Große Aufnahme erhielt die Stiftung unter Eberhard, Domprobst von Straßburg, der die Meinradskapelle und Zelle neu von Stein aufführen und über sie eine Kirche zu Ehren des heiligen Mauritius und seiner Gefährten erbauen ließ. Nachdem der Bau vollendet war, bat Erhard den heiligen Bischof Konrad von Konstanz, zu dessen Kirchensprengel Einsiedeln gehörte, die neue Kirche und Kapelle zu weihen. Konrad folgte der Einladung. Am Fest der Kreuzerhöhung, den 14. September im Jahr 948, sollte die heilige Weihe statt finden. Am Vorabend fastete der heilige Bischof und betete dann in der Nacht bei den heiligen Reliquien in der Kirche, welche unter die Altarsteine gelegt werden sollten. Während er in Betrachtung versenkt war, vernahm er einen himmlischen Gesang.
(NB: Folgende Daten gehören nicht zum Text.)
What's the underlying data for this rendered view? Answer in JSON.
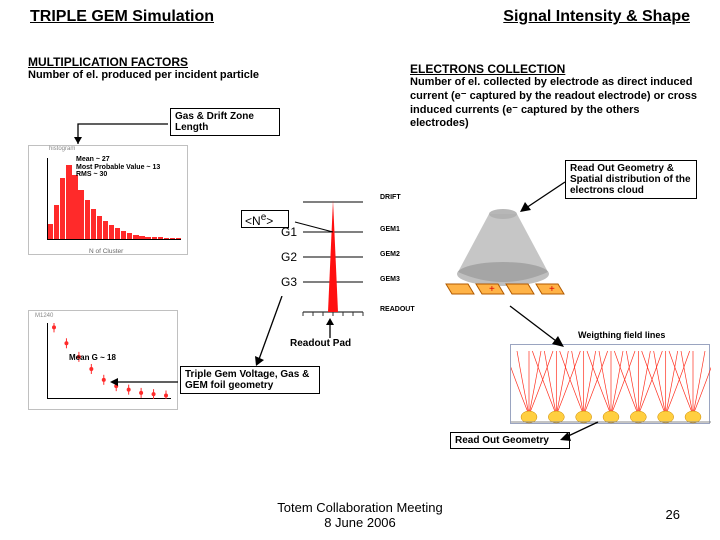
{
  "titles": {
    "left": "TRIPLE GEM Simulation",
    "right": "Signal Intensity & Shape"
  },
  "multiplication": {
    "heading": "MULTIPLICATION FACTORS",
    "subtitle": "Number of el. produced per incident particle",
    "gas_drift_box": "Gas & Drift Zone Length",
    "hist1": {
      "mean": "Mean ~ 27",
      "mpv": "Most Probable Value ~ 13",
      "rms": "RMS ~ 30",
      "x_label": "N of Cluster",
      "data": [
        18,
        42,
        75,
        90,
        78,
        60,
        48,
        36,
        28,
        22,
        17,
        13,
        10,
        7,
        5,
        4,
        3,
        2,
        2,
        1,
        1,
        1
      ],
      "ymax": 100,
      "bar_color": "#ff2a2a",
      "border_color": "#c0c0c0"
    },
    "hist2": {
      "data": [
        85,
        30,
        12,
        5,
        2,
        1,
        0.6,
        0.3,
        0.2,
        0.1
      ],
      "ymax": 100,
      "mean_g": "Mean G ~ 18",
      "marker_color": "#ff2a2a"
    },
    "triple_gem_box": "Triple Gem Voltage, Gas & GEM foil geometry"
  },
  "gem_stack": {
    "ne_label": "<Ne>",
    "ne_label_sup": "e",
    "g1": "G1",
    "g2": "G2",
    "g3": "G3",
    "readout_pad": "Readout Pad",
    "labels": {
      "drift": "DRIFT",
      "gem1": "GEM1",
      "gem2": "GEM2",
      "gem3": "GEM3",
      "readout": "READOUT"
    },
    "peak_color": "#ff0000",
    "tick_color": "#333333"
  },
  "electrons": {
    "heading": "ELECTRONS COLLECTION",
    "body": "Number of el. collected by electrode as direct induced current (e⁻ captured by the readout electrode) or cross induced currents (e⁻ captured by the others electrodes)",
    "readout_geom_box": "Read Out Geometry & Spatial distribution of the electrons cloud",
    "weighting": "Weigthing field lines",
    "readout_box2": "Read Out Geometry",
    "cloud": {
      "cone_color": "#b0b0b0",
      "pad_color": "#ffb347",
      "pad_border": "#b05a00",
      "pad_count": 4
    },
    "field_plot": {
      "line_color": "#ff3020",
      "blob_color": "#ffcf40",
      "border_color": "#9aa4c0"
    }
  },
  "footer": {
    "text1": "Totem Collaboration Meeting",
    "text2": "8 June 2006",
    "page": "26"
  }
}
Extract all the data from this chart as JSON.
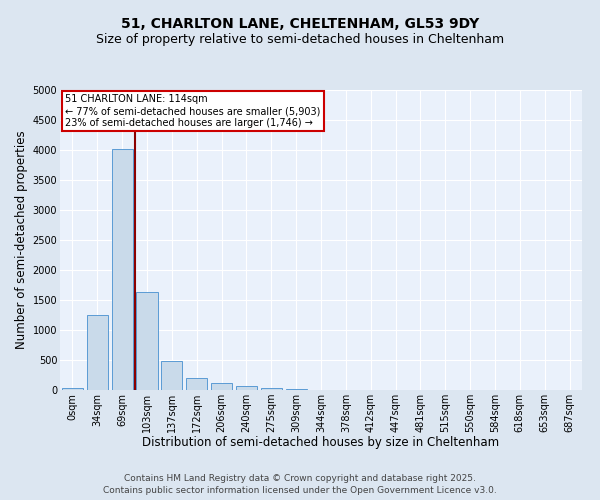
{
  "title_line1": "51, CHARLTON LANE, CHELTENHAM, GL53 9DY",
  "title_line2": "Size of property relative to semi-detached houses in Cheltenham",
  "xlabel": "Distribution of semi-detached houses by size in Cheltenham",
  "ylabel": "Number of semi-detached properties",
  "bin_labels": [
    "0sqm",
    "34sqm",
    "69sqm",
    "103sqm",
    "137sqm",
    "172sqm",
    "206sqm",
    "240sqm",
    "275sqm",
    "309sqm",
    "344sqm",
    "378sqm",
    "412sqm",
    "447sqm",
    "481sqm",
    "515sqm",
    "550sqm",
    "584sqm",
    "618sqm",
    "653sqm",
    "687sqm"
  ],
  "bin_values": [
    30,
    1250,
    4020,
    1640,
    490,
    195,
    110,
    60,
    35,
    10,
    5,
    0,
    0,
    0,
    0,
    0,
    0,
    0,
    0,
    0,
    0
  ],
  "bar_color": "#c9daea",
  "bar_edge_color": "#5b9bd5",
  "vline_x": 2.5,
  "vline_color": "#8B0000",
  "annotation_title": "51 CHARLTON LANE: 114sqm",
  "annotation_line2": "← 77% of semi-detached houses are smaller (5,903)",
  "annotation_line3": "23% of semi-detached houses are larger (1,746) →",
  "annotation_box_color": "#ffffff",
  "annotation_box_edge": "#cc0000",
  "ylim": [
    0,
    5000
  ],
  "yticks": [
    0,
    500,
    1000,
    1500,
    2000,
    2500,
    3000,
    3500,
    4000,
    4500,
    5000
  ],
  "background_color": "#dce6f1",
  "plot_bg_color": "#eaf1fb",
  "footer_line1": "Contains HM Land Registry data © Crown copyright and database right 2025.",
  "footer_line2": "Contains public sector information licensed under the Open Government Licence v3.0.",
  "title_fontsize": 10,
  "subtitle_fontsize": 9,
  "axis_label_fontsize": 8.5,
  "tick_fontsize": 7,
  "footer_fontsize": 6.5,
  "ann_fontsize": 7
}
Als er aufblickte, sah er, wie Jesus Christus die Kapelle seiner heiligen Mutter durch seine Gegenwart heiligte, wie Maria im herrlichen Glanz vor dem Altar stand und die heiligen Engel die Kapelle und den Altar weihten und eben die Gebräuche beobachteten, welche die Kirche bei der Einweihung eines Gotteshauses vorschreibt. Er hörte die Engel singen:

"Heiliger Gott! im Tempel der glorreichen Jungfrau, erbarme dich unser! Gebenedeit sei der Sohn Mariä, der ewig zu herrschen gekommen ist!" Und dann wieder: "Lamm Gottes! erbarme dich der Lebendigen, die an dich glauben; erbarme dich unser! Lamm Gottes, erbarme dich der Toten, die selig in dir schlafen; erbarme dich unser! Lamm Gottes, gib Frieden den lebendigen und den Toten, die selig in dir herrschen!"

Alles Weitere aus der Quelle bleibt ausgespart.